Restrict what routes are available when registering in a service provider by passing in:
Passport::routes(function ($router) {
$router->forAccessTokens();
$router->forTransientTokens();
});
That limits access to personal tokens and refresh tokens only. A client will be created when you run php artisan passport:install.
Setup a middleware to merge the password grant client id and secret in with the request, then make a call to the authorization endpoint. Then it's just a matter of returning the encrypted token and observing the Authorization header for requests to your api.
I am kind of confused about recognizing the discrepancy between Laravel Passport and tymondesigns/jwt-auth package. Do they actually serve the same purpose of API authentication via tokens?
As long as Laravel Passport was introduced in 5.3+, is one supposed to use Passport instead of tymondesigns/jwt-auth package in the latest versions?
The "tymondesigns/jwt-auth" is a PHP Laravel implementation of the JWT protocol. On the other hand, Passport also uses JWT by default plus a huge extra, a complete Oauth2 implementation. Regarding the functionality, as I said they both use JWT thus you can use whichever you like to authentication via tokens. They both do their job and you'll have a secure API tokens implementation.
The difference comes if you would like a lightweight API tokens implementation or the plus of the Oauth2 server to allow more and other apps to communicate with your app. One of the most common cases would be how some random apps ask Google or Facebook for your user information. If you implement the Oauth2 server your app would allow any other app with a proper token to ask for data from your app.

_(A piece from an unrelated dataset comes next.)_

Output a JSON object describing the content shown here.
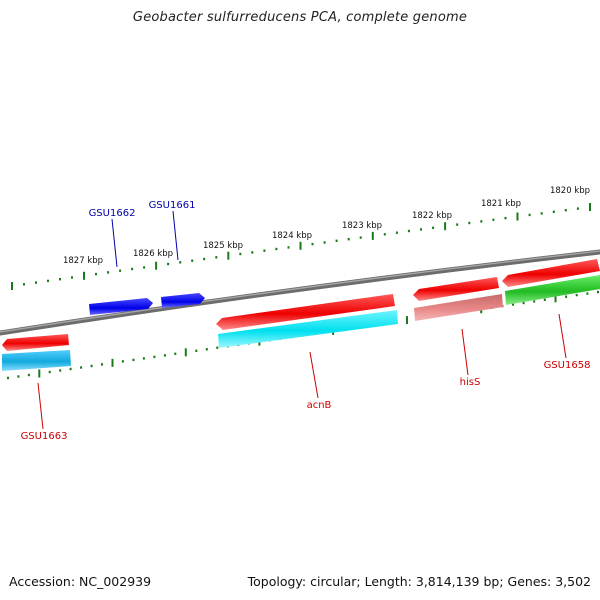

"[...] Laravel makes API authentication a breeze using Laravel Passport, which provides a full OAuth2 server implementation for your Laravel application in a matter of minutes. Passport is built on top of the League OAuth2 server that is maintained by Alex Bilbie." from https://laravel.com/docs/master/passport
For more details, I have made an explanation of Laravel Passport, JWT, Oauth2, and Auth0.
2021, Dec.
Laravel Passport does not sopport PHP 7.4. "psr/log" demands PHP 8. In case of PHP 7.4, use other solutions than Laravel Passport.
please help me,
I want the stateless authentication for Rest api for login api to to get the token from it by using guard in it.
You might consider using Laravel Lumen because laravel by default uses session state.